X_train, X_test, y_train, y_test = train_test_split(X, y, test_size=0.4, random_state=101)

from sklearn.linear_model import LinearRegression

lm=LinearRegression()
lm.fit(X_train,y_train) # this throws an error

error show after run by PyCharm show result.

Traceback (most recent call last): File "/Users/krit/PycharmProjects/PythonRefresh/main.py", line 21, in lm.fit(X_train,y_train) 
File"/Users/krit/PycharmProjects/PythonRefresh/venv/lib/python3.9/site-packages/sklearn/base.py", line 1151, in wrapper return fit_method(estimator, *args, **kwargs) 
File"/Users/krit/PycharmProjects/PythonRefresh/venv/lib/python3.9/site-packages/sklearn/linear_model/_base.py", line 678, in fit X, y = self._validate_data( 
File"/Users/krit/PycharmProjects/PythonRefresh/venv/lib/python3.9/site-packages/sklearn/base.py", line 621, in _validate_data X, y = check_X_y(X, y, **check_params) 
File"/Users/krit/PycharmProjects/PythonRefresh/venv/lib/python3.9/site-packages/sklearn/utils/validation.py", line 1147, in check_X_y X = check_array( 
File"/Users/krit/PycharmProjects/PythonRefresh/venv/lib/python3.9/site-packages/sklearn/utils/validation.py", line 917, in check_array array = _asarray_with_order(array, order=order, dtype=dtype, xp=xp)
File"/Users/krit/PycharmProjects/PythonRefresh/venv/lib/python3.9/site-packages/sklearn/utils/_array_api.py", line 380, in _asarray_with_order array = numpy.asarray(array, order=order, dtype=dtype) 
File"/Users/krit/PycharmProjects/PythonRefresh/venv/lib/python3.9/site-packages/pandas/core/generic.py", line 2084, in array arr = np.asarray(values, dtype=dtype) ValueError: could not convert string to float: '1836 Shaw Lane Apt. 733\nGracetown, PW 83118-5264'

it work with window OS, but when I install PyCharm in macOS it does not work. how can I fix it?


Solution

  • You are trying to perform linear regression on string data. Refer this answer for a similar question as yours. As the error clearly states-

    ValueError: could not convert string to float: '1836 Shaw Lane Apt. 733\nGracetown, PW 83118-5264'
    

    The library you are using tries to convert this string to floating number which is not possible and hence the cause of your error.

    SOLUTION

    A very quick fix would be to remove all the columns like Address that may be containing string values.

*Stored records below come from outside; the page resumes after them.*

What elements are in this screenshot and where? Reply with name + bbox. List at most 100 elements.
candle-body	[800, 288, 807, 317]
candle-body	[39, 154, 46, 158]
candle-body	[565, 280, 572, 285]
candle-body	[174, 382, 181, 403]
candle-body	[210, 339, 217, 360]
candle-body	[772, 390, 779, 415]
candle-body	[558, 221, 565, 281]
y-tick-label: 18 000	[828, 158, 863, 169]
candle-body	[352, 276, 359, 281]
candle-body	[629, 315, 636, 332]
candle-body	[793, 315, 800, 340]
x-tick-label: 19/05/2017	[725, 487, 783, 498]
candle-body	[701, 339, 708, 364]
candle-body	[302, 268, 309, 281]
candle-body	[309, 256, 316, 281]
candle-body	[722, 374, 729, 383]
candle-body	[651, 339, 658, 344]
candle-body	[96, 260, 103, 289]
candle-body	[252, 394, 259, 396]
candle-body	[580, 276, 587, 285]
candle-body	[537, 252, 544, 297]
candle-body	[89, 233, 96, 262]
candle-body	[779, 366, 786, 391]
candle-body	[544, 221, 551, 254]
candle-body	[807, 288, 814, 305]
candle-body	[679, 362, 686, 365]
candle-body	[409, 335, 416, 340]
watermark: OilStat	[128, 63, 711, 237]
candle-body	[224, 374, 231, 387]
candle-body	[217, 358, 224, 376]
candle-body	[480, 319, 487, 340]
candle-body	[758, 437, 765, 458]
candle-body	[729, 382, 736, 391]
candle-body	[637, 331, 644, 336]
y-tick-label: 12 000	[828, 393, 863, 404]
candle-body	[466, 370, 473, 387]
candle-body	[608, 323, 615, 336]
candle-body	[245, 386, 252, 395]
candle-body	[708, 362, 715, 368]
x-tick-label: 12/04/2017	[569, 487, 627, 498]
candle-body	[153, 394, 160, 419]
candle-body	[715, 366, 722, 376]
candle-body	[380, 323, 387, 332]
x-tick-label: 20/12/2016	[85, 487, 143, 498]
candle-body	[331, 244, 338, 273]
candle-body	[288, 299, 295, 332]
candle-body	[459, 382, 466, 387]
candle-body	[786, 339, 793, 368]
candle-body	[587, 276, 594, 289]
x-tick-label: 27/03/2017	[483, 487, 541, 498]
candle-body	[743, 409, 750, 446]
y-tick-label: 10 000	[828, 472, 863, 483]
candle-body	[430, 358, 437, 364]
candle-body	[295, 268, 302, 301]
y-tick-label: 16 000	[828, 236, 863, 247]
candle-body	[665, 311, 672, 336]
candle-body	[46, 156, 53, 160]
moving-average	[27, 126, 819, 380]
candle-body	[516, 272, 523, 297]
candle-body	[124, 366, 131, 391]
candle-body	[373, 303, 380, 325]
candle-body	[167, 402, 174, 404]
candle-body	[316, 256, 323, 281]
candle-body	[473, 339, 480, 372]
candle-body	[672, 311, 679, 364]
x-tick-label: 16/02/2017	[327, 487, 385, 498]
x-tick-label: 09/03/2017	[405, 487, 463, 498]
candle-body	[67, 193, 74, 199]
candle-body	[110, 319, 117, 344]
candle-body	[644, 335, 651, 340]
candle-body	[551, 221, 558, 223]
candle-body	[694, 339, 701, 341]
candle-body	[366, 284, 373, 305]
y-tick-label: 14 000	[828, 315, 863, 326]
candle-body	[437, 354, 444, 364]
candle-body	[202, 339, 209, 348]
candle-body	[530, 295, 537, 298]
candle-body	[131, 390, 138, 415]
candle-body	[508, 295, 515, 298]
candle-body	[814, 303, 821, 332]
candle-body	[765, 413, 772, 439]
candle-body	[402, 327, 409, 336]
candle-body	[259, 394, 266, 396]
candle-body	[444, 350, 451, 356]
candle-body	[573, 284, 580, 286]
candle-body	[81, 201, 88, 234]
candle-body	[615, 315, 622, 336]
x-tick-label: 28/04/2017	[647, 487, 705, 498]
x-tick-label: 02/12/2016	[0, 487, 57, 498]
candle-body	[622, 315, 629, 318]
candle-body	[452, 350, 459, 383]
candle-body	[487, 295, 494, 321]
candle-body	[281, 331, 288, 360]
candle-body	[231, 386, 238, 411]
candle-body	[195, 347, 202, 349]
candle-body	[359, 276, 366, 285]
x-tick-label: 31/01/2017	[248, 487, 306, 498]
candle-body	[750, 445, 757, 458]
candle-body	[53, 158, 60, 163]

    Also, I don't think the full address of the house is required for a good prediction. I would either remove that column or just use some bits like "Shaw Lane Apt" etc.

    Therefore, either remove that column or convert it into numbers. Free Advice- if you are thinking of using the address column categorize it by area and use one-hot encoding (though it would increase the complexity of your project).